OpenAI Considers Delaying IPO Until 2027 to Seek $1 Trillion Valuation
OpenAI may postpone its public listing to 2027 as CEO Sam Altman rejects any valuation below $1 trillion amid market volatility.
OpenAI is considering delaying its initial public offering until 2027, shifting away from previous plans to list as early as the third or fourth quarter of 2026. The company submitted a confidential S-1 registration statement to the U.S. Securities and Exchange Commission on June 8 and is working with Goldman Sachs and Morgan Stanley. However, CEO Sam Altman has reportedly rejected any valuation lower than $1 trillion, calling such a reduction a nonstarter despite the company's last private valuation of $852 billion.
The potential delay follows a slump in the public tech market, specifically the volatility of SpaceX's June 12 IPO, where shares plummeted after a record debut. Market instability and investor concerns over AI spending have further influenced the decision. Internally, CFO Sarah Friar has raised concerns regarding the company's financial footing, noting a net loss of $38.53 billion in 2025 and massive compute infrastructure commitments totaling approximately $600 billion through 2030. To bolster revenue, OpenAI is testing ChatGPT advertising and e-commerce partnerships with Shopify and Stripe.

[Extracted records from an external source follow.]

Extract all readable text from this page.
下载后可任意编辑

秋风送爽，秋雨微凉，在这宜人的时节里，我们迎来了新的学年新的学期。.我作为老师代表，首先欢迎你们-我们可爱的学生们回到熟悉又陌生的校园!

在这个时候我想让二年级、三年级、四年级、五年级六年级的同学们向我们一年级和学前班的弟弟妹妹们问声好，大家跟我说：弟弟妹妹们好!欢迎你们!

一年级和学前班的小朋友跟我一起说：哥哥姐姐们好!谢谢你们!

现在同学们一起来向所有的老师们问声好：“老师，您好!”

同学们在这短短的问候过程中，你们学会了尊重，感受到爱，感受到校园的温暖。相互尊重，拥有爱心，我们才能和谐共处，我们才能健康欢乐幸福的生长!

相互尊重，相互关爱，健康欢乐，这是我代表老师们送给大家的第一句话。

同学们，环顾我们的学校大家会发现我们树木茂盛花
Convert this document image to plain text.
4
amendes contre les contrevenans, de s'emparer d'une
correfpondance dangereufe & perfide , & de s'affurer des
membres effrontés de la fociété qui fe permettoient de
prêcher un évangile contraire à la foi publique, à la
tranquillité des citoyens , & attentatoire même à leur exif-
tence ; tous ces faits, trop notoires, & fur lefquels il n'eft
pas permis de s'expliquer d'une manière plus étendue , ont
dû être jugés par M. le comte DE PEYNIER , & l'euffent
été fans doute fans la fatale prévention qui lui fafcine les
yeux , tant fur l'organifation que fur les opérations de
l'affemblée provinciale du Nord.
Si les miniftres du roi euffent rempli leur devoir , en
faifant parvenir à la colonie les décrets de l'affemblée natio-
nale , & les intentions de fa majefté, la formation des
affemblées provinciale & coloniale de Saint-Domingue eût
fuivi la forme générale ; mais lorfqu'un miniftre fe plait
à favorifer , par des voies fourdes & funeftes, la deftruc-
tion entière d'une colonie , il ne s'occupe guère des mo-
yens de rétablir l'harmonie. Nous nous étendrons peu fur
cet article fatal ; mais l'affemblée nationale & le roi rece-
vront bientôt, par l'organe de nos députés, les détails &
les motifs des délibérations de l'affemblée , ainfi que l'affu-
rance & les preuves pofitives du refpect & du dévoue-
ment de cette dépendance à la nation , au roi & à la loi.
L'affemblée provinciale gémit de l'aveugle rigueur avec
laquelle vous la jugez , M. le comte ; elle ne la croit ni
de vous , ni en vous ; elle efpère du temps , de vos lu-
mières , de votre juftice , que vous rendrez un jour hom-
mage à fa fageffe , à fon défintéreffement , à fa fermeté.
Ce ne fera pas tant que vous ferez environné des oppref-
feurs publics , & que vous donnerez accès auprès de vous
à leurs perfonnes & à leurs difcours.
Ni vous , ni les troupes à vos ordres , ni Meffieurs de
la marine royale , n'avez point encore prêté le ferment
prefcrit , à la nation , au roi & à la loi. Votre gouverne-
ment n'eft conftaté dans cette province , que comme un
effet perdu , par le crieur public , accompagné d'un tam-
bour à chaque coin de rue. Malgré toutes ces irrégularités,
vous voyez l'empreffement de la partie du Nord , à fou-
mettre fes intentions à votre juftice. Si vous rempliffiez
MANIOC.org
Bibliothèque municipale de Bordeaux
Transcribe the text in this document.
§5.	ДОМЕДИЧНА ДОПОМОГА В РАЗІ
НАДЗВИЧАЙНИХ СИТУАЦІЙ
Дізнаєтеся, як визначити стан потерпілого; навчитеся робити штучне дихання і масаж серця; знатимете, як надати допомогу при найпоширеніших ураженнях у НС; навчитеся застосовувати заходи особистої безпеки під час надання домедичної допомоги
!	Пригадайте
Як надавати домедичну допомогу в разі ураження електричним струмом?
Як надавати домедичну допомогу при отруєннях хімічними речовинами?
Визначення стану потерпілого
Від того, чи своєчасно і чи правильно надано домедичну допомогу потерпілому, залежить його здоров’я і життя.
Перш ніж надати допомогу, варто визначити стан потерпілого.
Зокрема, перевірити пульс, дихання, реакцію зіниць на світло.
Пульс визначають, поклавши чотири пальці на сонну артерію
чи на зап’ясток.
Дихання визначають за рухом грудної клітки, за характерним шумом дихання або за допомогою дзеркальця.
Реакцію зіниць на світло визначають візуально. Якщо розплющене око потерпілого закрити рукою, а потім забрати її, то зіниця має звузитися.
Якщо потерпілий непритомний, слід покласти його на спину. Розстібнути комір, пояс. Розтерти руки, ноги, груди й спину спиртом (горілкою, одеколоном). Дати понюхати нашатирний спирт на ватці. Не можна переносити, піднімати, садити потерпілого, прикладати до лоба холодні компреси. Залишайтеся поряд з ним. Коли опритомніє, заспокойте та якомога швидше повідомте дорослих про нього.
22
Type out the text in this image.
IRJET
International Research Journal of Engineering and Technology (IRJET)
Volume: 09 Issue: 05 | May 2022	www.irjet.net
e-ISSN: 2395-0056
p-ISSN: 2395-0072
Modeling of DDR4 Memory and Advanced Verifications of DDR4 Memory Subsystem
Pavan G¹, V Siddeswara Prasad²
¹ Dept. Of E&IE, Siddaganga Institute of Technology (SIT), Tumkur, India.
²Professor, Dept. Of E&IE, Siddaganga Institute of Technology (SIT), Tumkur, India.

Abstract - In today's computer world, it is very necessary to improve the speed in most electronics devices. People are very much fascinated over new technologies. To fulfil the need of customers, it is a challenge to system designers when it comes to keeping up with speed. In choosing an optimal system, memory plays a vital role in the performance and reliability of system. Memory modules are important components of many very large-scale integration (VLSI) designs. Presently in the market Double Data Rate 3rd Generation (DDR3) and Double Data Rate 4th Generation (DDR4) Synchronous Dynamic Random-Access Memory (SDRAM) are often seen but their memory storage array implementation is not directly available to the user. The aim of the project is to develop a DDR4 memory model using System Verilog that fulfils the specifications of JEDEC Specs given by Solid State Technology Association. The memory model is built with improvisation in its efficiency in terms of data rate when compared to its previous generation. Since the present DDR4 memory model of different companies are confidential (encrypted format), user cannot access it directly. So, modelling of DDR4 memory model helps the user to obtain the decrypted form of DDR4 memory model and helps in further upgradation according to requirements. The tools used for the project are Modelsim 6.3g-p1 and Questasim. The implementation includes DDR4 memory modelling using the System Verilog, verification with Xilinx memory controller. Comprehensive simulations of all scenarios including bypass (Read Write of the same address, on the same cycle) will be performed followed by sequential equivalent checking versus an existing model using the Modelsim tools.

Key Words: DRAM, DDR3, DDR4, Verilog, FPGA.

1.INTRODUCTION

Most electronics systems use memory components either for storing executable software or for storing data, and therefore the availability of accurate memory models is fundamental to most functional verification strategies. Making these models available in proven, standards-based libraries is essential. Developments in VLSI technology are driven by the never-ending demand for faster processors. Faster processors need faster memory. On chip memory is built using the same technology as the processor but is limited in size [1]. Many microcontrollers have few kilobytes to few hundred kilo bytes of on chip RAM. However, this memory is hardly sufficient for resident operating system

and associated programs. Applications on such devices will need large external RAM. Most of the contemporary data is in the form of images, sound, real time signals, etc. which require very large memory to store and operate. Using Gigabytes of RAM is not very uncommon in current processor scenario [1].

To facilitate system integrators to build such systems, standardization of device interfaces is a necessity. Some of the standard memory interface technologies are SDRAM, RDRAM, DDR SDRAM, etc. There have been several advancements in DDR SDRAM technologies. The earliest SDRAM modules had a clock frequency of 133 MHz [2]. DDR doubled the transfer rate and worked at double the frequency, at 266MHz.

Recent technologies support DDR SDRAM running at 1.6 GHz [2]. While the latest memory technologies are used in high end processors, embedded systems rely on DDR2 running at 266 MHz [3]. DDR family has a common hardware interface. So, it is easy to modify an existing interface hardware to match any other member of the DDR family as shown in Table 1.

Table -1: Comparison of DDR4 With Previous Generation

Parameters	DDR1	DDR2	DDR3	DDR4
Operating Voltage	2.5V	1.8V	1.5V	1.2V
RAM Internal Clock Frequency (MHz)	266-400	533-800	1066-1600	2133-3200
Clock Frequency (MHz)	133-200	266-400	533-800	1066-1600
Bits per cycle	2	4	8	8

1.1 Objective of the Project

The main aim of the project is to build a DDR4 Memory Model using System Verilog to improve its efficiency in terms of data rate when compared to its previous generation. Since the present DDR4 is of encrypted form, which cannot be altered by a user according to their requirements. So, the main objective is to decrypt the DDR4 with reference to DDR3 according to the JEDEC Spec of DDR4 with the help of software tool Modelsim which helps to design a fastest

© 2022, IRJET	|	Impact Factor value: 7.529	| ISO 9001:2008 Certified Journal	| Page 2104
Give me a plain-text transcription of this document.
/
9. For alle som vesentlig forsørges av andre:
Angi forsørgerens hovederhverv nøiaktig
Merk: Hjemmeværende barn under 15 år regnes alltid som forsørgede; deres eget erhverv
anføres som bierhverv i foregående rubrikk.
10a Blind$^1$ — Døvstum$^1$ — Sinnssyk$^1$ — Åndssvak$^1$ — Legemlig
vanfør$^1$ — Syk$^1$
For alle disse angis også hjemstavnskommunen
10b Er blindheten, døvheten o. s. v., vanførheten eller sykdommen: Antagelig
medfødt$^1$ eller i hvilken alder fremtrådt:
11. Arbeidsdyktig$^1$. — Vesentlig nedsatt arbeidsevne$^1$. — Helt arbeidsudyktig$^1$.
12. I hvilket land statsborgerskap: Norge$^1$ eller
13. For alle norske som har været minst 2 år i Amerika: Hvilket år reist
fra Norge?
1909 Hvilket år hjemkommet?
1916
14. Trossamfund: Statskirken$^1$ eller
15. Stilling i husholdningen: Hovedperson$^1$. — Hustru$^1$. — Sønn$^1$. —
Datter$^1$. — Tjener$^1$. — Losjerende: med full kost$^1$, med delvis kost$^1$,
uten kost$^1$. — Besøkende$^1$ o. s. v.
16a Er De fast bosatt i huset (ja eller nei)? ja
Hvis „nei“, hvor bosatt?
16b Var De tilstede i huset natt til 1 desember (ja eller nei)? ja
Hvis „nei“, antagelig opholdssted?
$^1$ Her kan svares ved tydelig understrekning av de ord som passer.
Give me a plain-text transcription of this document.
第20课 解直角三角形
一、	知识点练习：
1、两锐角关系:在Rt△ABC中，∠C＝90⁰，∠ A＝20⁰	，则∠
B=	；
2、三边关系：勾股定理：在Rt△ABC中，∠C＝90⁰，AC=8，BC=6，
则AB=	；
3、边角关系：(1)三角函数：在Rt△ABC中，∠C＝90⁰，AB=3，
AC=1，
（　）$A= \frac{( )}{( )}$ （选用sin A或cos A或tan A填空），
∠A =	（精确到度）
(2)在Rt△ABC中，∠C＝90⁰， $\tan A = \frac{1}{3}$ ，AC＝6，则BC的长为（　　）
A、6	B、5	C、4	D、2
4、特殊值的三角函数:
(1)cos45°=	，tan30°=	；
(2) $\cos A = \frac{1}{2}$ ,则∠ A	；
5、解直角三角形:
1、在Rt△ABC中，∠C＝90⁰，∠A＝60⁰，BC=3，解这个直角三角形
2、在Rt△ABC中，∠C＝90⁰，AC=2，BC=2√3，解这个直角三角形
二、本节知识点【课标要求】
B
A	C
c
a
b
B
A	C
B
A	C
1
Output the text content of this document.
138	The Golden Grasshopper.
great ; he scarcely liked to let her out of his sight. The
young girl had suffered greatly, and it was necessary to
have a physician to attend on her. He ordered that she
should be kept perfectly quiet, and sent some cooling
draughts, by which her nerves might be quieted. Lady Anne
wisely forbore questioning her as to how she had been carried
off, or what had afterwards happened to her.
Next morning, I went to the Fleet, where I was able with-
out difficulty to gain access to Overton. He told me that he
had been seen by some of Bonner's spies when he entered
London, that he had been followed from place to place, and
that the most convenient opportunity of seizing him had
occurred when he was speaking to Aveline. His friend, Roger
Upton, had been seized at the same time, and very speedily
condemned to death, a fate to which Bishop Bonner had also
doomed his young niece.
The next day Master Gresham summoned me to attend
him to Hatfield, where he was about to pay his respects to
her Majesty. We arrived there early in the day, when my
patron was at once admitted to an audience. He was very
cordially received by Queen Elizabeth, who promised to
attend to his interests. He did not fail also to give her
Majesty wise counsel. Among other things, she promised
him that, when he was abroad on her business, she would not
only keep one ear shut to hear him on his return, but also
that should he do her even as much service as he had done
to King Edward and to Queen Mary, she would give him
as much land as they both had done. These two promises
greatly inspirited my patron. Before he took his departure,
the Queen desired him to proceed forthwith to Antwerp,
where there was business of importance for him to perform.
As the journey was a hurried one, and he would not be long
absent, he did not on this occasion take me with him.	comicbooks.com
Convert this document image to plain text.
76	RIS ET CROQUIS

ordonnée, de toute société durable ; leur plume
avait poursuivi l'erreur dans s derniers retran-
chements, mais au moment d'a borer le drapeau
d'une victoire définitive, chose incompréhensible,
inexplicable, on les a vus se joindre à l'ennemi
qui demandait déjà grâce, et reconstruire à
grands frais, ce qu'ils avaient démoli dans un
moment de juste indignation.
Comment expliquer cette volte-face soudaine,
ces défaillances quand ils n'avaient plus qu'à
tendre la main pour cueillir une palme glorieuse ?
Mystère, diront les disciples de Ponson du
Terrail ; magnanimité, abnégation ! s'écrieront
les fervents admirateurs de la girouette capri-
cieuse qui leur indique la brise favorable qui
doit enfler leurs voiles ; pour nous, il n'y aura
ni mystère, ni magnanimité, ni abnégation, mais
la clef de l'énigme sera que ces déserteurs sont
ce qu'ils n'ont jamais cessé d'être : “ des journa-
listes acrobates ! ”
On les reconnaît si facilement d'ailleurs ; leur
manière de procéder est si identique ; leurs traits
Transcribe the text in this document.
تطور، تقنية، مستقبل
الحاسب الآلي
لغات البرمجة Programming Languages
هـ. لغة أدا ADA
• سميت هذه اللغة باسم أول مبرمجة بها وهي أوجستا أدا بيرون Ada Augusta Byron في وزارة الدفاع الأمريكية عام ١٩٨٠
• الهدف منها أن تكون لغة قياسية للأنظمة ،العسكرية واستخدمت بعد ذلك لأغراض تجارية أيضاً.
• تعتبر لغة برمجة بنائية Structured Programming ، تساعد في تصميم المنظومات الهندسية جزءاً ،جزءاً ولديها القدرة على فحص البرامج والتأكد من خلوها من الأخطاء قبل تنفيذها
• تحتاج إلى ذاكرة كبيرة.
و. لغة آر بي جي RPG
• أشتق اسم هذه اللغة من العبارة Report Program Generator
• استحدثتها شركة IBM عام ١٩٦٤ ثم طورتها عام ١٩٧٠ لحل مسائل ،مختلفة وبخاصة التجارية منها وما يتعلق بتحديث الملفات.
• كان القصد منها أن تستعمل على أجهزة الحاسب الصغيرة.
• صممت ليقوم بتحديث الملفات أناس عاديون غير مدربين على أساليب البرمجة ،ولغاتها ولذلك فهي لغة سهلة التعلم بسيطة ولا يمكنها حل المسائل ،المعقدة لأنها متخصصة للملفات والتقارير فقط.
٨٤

The prospect of a delay caused SoftBank Group shares to drop as much as 13% in Tokyo, as the investor faces a $40 billion debt maturity in March 2027. Meanwhile, rival Anthropic has overtaken OpenAI in private valuation at $965 billion and may go public first. Separately, OpenAI agreed to a phased rollout of its GPT-5.6 model following security concerns raised by the U.S. government and is currently facing a subpoena from 42 state attorneys general.